Just one morning last week beside a billabong in the National Arboretum there was the emotion of bliss (for I have always loved fine music) in listening to the calls of frogs, the emotion of delight at watching dozens of bright blue damsel flies skimming to and fro above the water, the emotion of joy in the company of the good friend who was with me, the aural-emotional thrills given by the swishings (more music) of the leaves of trees, the emotional gratitude felt at having legs that although they are a gnarled 76 still indulge me by taking me out and about to such lovely places.

And while we're out in nature - one link in Meghan Racklin's piece takes us to someone's invention of a new word, blissonance, to identify the mixed emotion of feeling bliss in a green and leafy place (like the aboretum) disrupted by the understanding of how the place one is in will soon be witheringly impacted by climate change.

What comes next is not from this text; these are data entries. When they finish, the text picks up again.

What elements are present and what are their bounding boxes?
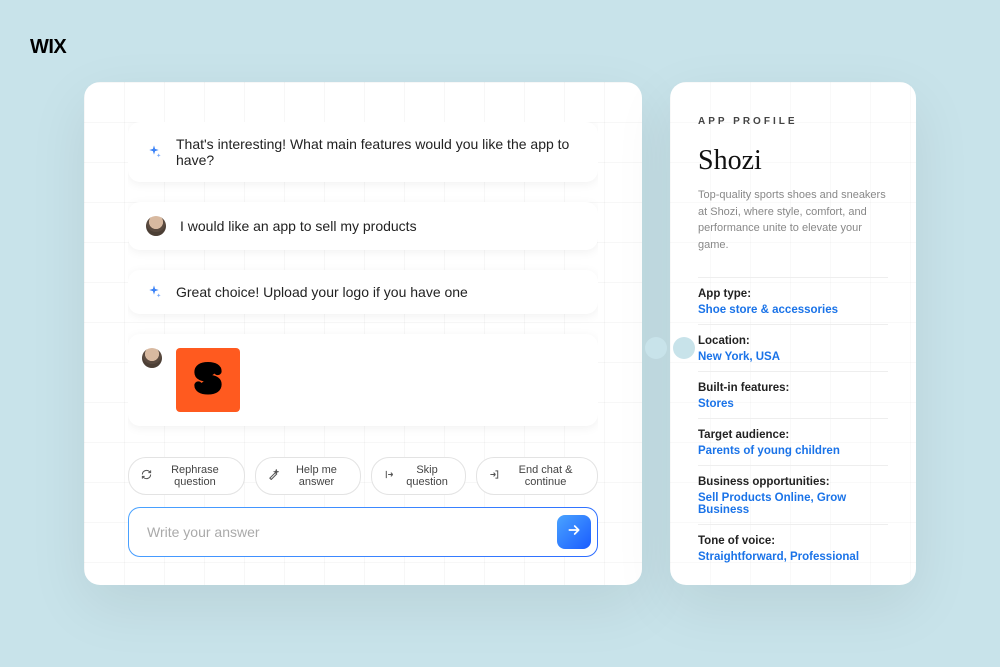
answer-input[interactable]	[133, 512, 557, 552]
field-value[interactable]: Shoe store & accessories	[698, 304, 888, 316]
profile-field-location: Location: New York, USA	[698, 324, 888, 371]
field-value[interactable]: Stores	[698, 398, 888, 410]
answer-input-row	[128, 507, 598, 557]
sparkle-icon	[146, 144, 162, 160]
profile-field-tone: Tone of voice: Straightforward, Professi…	[698, 524, 888, 571]
message-text: I would like an app to sell my products	[180, 218, 417, 234]
chat-panel: That's interesting! What main features w…	[84, 82, 642, 585]
field-value[interactable]: New York, USA	[698, 351, 888, 363]
panel-connector	[646, 326, 694, 370]
profile-field-opportunities: Business opportunities: Sell Products On…	[698, 465, 888, 524]
send-button[interactable]	[557, 515, 591, 549]
message-text: That's interesting! What main features w…	[176, 136, 580, 168]
exit-icon	[489, 469, 500, 483]
field-value[interactable]: Straightforward, Professional	[698, 551, 888, 563]
chat-toolbar: Rephrase question Help me answer Skip qu…	[128, 457, 598, 495]
skip-button[interactable]: Skip question	[371, 457, 466, 495]
uploaded-logo[interactable]	[176, 348, 240, 412]
ai-message: Great choice! Upload your logo if you ha…	[128, 270, 598, 314]
button-label: Skip question	[401, 464, 453, 488]
button-label: Help me answer	[285, 464, 348, 488]
refresh-icon	[141, 469, 152, 483]
chat-messages: That's interesting! What main features w…	[128, 122, 598, 439]
field-value[interactable]: Parents of young children	[698, 445, 888, 457]
rephrase-button[interactable]: Rephrase question	[128, 457, 245, 495]
sparkle-icon	[146, 284, 162, 300]
ai-message: That's interesting! What main features w…	[128, 122, 598, 182]
skip-icon	[384, 469, 395, 483]
field-label: Business opportunities:	[698, 476, 888, 488]
profile-field-builtin: Built-in features: Stores	[698, 371, 888, 418]
profile-field-app-type: App type: Shoe store & accessories	[698, 277, 888, 324]
profile-field-audience: Target audience: Parents of young childr…	[698, 418, 888, 465]
button-label: Rephrase question	[158, 464, 232, 488]
arrow-right-icon	[566, 522, 582, 543]
field-label: App type:	[698, 288, 888, 300]
app-canvas: That's interesting! What main features w…	[84, 82, 916, 585]
button-label: End chat & continue	[506, 464, 585, 488]
field-label: Tone of voice:	[698, 535, 888, 547]
user-message: I would like an app to sell my products	[128, 202, 598, 250]
user-message-image	[128, 334, 598, 426]
user-avatar-icon	[142, 348, 162, 368]
end-chat-button[interactable]: End chat & continue	[476, 457, 598, 495]
wix-logo: WIX	[30, 36, 66, 59]
field-value[interactable]: Sell Products Online, Grow Business	[698, 492, 888, 516]
wand-icon	[268, 469, 279, 483]
message-text: Great choice! Upload your logo if you ha…	[176, 284, 468, 300]
user-avatar-icon	[146, 216, 166, 236]
profile-section-label: APP PROFILE	[698, 116, 888, 127]
field-label: Location:	[698, 335, 888, 347]
profile-title: Shozi	[698, 145, 888, 177]
field-label: Target audience:	[698, 429, 888, 441]
field-label: Built-in features:	[698, 382, 888, 394]
app-profile-panel: APP PROFILE Shozi Top-quality sports sho…	[670, 82, 916, 585]
help-button[interactable]: Help me answer	[255, 457, 361, 495]
profile-description: Top-quality sports shoes and sneakers at…	[698, 187, 888, 253]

On May 18, 2019, my aforementioned legs (those wizened twins), took me out to a polling place. That night, as ScoMo's reptilian coalition slithered to victory, some of us experienced a teeming emotional sub-species of Ekman's shortlisted surprise, disgust, sadness and contempt. Sadness alone seemed to shapeshift into the extra emotions of despair, hopelessness, anguish and melancholy.

Soon the same venerable legs will gambol me out to vote. Then, that night, should the people exorcise ScoMo from government, Ekman's basic label "happiness" will fall pathetically short of capturing, cataloguing and defining the zillion bright, elusive, emotion-butterflies of ecstasy that the election result sets fluttering in the bosoms of the brightest and best emotionable Australians.